Thursday, October 03, 2013

The Great Bacon Debate

Although it's a little old, this is an article I read over the summer that I immediately thought of when we discussed externalities in class. It focuses on a restaurant and food truck establishment called Bacon Bacon in San Francisco, that was closed down due to a lack of required permits. The reason the restaurant didn't have the permits? Some of the restaurant's neighbors complained about the smell of bacon being cooked, especially some of the extra bits like the leftover lard at the end.

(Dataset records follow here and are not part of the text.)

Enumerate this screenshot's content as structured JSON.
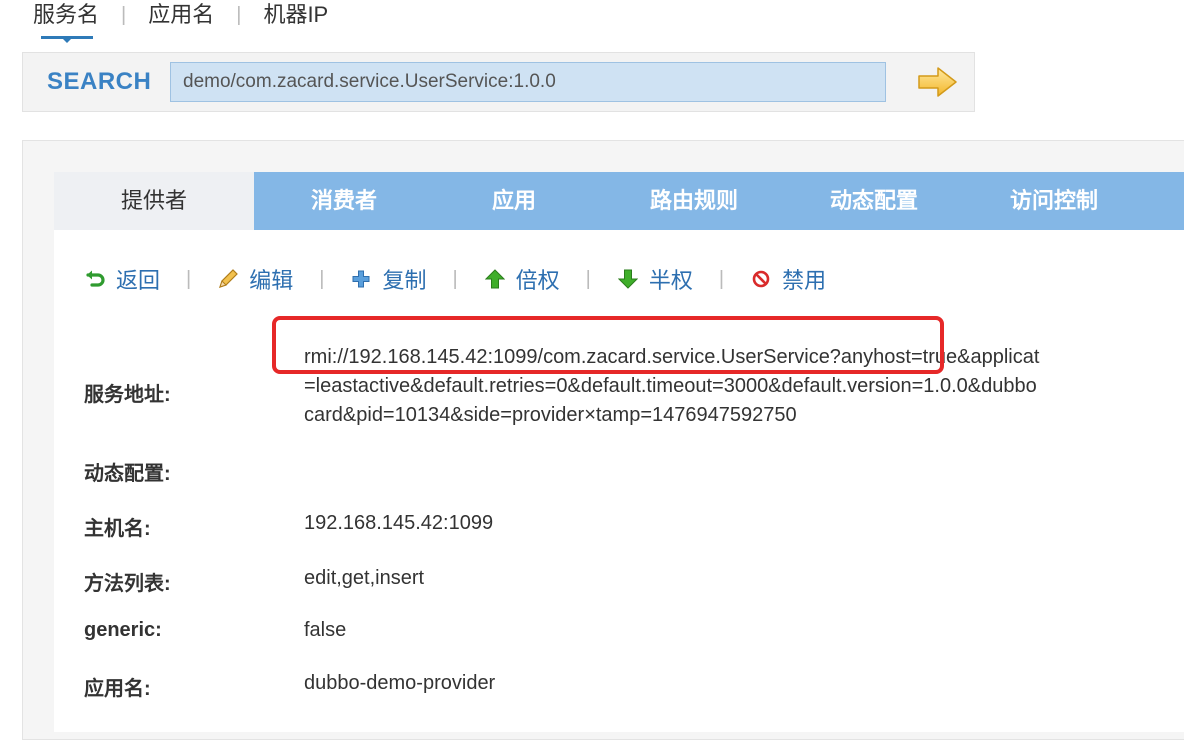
{
  "search_tabs": [
    "服务名",
    "应用名",
    "机器IP"
  ],
  "search": {
    "label": "SEARCH",
    "value": "demo/com.zacard.service.UserService:1.0.0"
  },
  "tabs": [
    "提供者",
    "消费者",
    "应用",
    "路由规则",
    "动态配置",
    "访问控制"
  ],
  "actions": {
    "back": "返回",
    "edit": "编辑",
    "copy": "复制",
    "double": "倍权",
    "half": "半权",
    "disable": "禁用"
  },
  "detail": {
    "service_address_label": "服务地址:",
    "service_address_lines": [
      "rmi://192.168.145.42:1099/com.zacard.service.UserService?anyhost=true&applicat",
      "=leastactive&default.retries=0&default.timeout=3000&default.version=1.0.0&dubbo",
      "card&pid=10134&side=provider×tamp=1476947592750"
    ],
    "dynamic_config_label": "动态配置:",
    "hostname_label": "主机名:",
    "hostname": "192.168.145.42:1099",
    "methods_label": "方法列表:",
    "methods": "edit,get,insert",
    "generic_label": "generic:",
    "generic": "false",
    "app_name_label": "应用名:",
    "app_name": "dubbo-demo-provider"
  },
  "colors": {
    "tab_bar": "#84b7e6",
    "link": "#2d6fb0",
    "highlight": "#e62828"
  }
}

This article serves as a perfect example of external costs of production. When Bacon Bacon cooks and prepares the bacon, it creates a smell that is considered noxious by local third-party neighbors. This lingering smell is the difference between the private marginal cost and the total social marginal cost. A possible solution to this issue? Assuming the marginal benefit (revenues for the store owner, utility of bacon-lovers eating bacon) is greater than the marginal cost (the smell), the Coase Theorem states that whoever is liable should pay to reduce the smell. In fact, the article above has a line where one of the neighbors complaining "offered to help pay for an odor-abatement system," a great example of the Coase Theorem in action.

Checking Bacon Bacon's website, the outcome of this whole ordeal was that the city gave the restaurant the necessary permits. The owner, Mr. Angelus, is making renovations to the ventilation system to handle the smell. So bacon-lovers/economists rejoice, you can now eat all the bacon you want in San Francisco, at a point where the marginal benefit equals the social marginal cost.